The Assigned Claims Plan provides benefits for those individuals injured in a motor vehicle-related accident who have no other available source of insurance coverage. Owners of motor vehicles are ineligible to claim benefits under the Assigned Claims Plan.
On August 26, 1990, English, who was a passenger in an uninsured motor vehicle, which was stopped at an intersection, was seriously injured when the vehicle in which she was riding was struck by another uninsured vehicle. Thereafter, English applied for Assigned Claims Plan benefits. While the plan paid first-party benefits, it denied her UM claim for pain and suffering.

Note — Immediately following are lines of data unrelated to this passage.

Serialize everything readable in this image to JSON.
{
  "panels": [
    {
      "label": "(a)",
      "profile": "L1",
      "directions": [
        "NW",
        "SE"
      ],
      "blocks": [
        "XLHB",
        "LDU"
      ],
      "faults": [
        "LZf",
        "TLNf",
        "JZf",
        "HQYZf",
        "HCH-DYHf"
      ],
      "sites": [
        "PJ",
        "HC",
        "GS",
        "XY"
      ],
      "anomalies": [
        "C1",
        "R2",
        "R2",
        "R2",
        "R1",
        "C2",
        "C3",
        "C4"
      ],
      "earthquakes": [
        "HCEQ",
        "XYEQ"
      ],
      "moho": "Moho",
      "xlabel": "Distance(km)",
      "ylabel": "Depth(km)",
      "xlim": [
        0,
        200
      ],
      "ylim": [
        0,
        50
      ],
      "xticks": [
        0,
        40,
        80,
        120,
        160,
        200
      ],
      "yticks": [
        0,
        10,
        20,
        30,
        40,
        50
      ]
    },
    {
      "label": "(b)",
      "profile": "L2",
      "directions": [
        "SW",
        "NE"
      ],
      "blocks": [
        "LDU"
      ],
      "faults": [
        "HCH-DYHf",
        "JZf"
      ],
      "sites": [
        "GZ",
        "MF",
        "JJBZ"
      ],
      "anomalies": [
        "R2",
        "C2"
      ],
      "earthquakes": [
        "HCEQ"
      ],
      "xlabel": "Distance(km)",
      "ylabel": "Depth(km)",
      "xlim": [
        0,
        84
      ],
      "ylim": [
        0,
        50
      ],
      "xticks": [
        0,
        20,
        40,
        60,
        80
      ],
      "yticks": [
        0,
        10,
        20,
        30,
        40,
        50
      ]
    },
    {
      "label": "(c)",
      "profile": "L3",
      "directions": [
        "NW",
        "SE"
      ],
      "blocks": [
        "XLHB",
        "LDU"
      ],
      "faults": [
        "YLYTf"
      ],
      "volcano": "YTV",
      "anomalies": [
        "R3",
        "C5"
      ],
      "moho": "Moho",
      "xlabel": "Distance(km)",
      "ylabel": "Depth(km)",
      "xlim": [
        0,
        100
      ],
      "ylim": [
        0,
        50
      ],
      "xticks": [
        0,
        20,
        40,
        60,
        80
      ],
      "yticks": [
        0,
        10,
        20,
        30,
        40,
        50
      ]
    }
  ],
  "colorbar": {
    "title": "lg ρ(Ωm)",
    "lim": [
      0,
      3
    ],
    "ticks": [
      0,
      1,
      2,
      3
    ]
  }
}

A declaratory judgment action was filed in the Court of Common Pleas of Dauphin County and the Trial Court ruled that English was held eligible for UM benefits under the plan. The Superior Court reversed, holding that English did not meet the eligibility requirements of the plan and, in effect, the Superior Court’s decision precluded anyone injured after July 1, 1990, from recovering from the Plan unless they were a pedestrian or a bicyclist.
Writing for the majority, Supreme Court Justice Ralph J. Cappy concluded that the Superior Court’s interpretation of the Assigned Claims Plan eligibility requirements was not only unfair but unreasonable. Justice Cappy held that denying Ms. English coverage would serve no purpose because she did not own a motor vehicle and therefore had no obligation to purchase insurance.